The application of the above clause is subject to four conditions. First of all, the source of the obligation must be a contract. Secondly, the change in relations between the parties to the contract is extraordinary. Thirdly, this change results in excessive difficulty in fulfilling the service or threatens one of the parties incurring gross loss, which the parties - when concluding the contract - did not foresee. Fourth, there is a causal relationship between the last two premises. This clause is absolutely unique and usually applies to truly extraordinary circumstances, but in the current situation a pandemic could potentially apply. The key to the legitimacy of its application is to prove the "excessive difficulty or threat of gross loss" that an enterprise would incur if it fulfilled the contract in accordance with its content, and the causal link between the event - e.g. the COVID-19 pandemic, and damage or justified possibility of its occurrence. The burden of proving such circumstances rests with the party who claims this provision.

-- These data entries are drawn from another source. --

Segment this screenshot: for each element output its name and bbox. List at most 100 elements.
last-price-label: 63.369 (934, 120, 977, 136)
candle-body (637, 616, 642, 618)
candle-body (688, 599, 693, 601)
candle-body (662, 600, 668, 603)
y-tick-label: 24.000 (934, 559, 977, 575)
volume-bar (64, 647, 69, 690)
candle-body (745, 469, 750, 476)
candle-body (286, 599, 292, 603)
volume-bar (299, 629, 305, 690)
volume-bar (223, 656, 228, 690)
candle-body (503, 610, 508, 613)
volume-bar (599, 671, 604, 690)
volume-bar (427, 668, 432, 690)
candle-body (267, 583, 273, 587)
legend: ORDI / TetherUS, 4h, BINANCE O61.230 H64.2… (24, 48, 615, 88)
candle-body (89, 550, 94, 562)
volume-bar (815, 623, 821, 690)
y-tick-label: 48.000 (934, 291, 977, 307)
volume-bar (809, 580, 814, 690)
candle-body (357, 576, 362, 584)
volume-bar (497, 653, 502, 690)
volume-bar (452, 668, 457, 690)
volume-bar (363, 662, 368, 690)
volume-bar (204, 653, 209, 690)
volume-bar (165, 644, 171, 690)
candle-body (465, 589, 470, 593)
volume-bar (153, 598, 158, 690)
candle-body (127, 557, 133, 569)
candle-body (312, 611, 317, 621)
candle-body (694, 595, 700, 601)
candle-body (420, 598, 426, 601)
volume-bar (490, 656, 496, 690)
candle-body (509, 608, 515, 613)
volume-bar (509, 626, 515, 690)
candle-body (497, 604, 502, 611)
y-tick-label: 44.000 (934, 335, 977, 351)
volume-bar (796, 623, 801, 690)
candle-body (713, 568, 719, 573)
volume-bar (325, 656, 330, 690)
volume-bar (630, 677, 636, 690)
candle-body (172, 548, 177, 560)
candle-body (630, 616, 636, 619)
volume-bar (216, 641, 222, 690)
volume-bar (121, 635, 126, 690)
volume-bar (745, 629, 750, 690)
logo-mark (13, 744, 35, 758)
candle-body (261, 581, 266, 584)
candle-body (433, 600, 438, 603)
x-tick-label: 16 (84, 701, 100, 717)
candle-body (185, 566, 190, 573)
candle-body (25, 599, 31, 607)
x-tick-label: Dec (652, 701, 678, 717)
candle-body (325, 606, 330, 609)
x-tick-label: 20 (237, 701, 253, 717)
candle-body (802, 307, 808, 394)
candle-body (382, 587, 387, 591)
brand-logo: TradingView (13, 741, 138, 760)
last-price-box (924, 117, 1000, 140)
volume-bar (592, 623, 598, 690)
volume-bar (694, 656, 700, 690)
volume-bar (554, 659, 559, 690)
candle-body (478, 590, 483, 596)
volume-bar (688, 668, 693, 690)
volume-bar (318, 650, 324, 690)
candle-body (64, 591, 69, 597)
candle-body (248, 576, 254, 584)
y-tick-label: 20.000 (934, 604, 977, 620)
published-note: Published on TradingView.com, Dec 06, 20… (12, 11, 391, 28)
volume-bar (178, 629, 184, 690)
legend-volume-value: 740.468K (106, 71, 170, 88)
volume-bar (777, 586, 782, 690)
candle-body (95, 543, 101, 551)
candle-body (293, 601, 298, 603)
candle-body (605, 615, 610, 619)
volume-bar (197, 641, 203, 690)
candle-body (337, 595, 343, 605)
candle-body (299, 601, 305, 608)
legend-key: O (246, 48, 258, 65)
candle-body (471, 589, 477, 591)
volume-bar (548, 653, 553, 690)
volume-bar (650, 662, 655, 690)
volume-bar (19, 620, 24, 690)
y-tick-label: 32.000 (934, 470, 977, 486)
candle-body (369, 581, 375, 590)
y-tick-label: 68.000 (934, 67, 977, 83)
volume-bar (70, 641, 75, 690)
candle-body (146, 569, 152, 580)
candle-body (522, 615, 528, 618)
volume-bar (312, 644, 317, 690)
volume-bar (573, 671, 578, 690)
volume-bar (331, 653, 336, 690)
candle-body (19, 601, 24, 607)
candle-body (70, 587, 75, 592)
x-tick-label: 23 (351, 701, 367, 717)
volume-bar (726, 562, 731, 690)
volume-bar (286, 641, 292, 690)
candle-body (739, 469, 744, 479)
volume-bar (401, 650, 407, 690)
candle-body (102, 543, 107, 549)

All the above solutions (both contractual and statutory) should be preceded by negotiations with the other party to the contract, which perhaps for the same reasons would like to achieve a similar effect to yours. Therefore, in the first step, it would be necessary to agree with the other party the possibility of suspending the performance of the subject of the contract (or its modification), and if no agreement is reached in this respect, then seeking a claim to amend the Agreement before the court on the basis of the extraordinary change of circumstances clause.
With all of the above in mind we recommend recording own performance and the performance of business partners and the prevailing conditions, in a way that will in the future allow to prove that particular instances of non-performance or inadequate performance of obligations resulted from the current pandemic.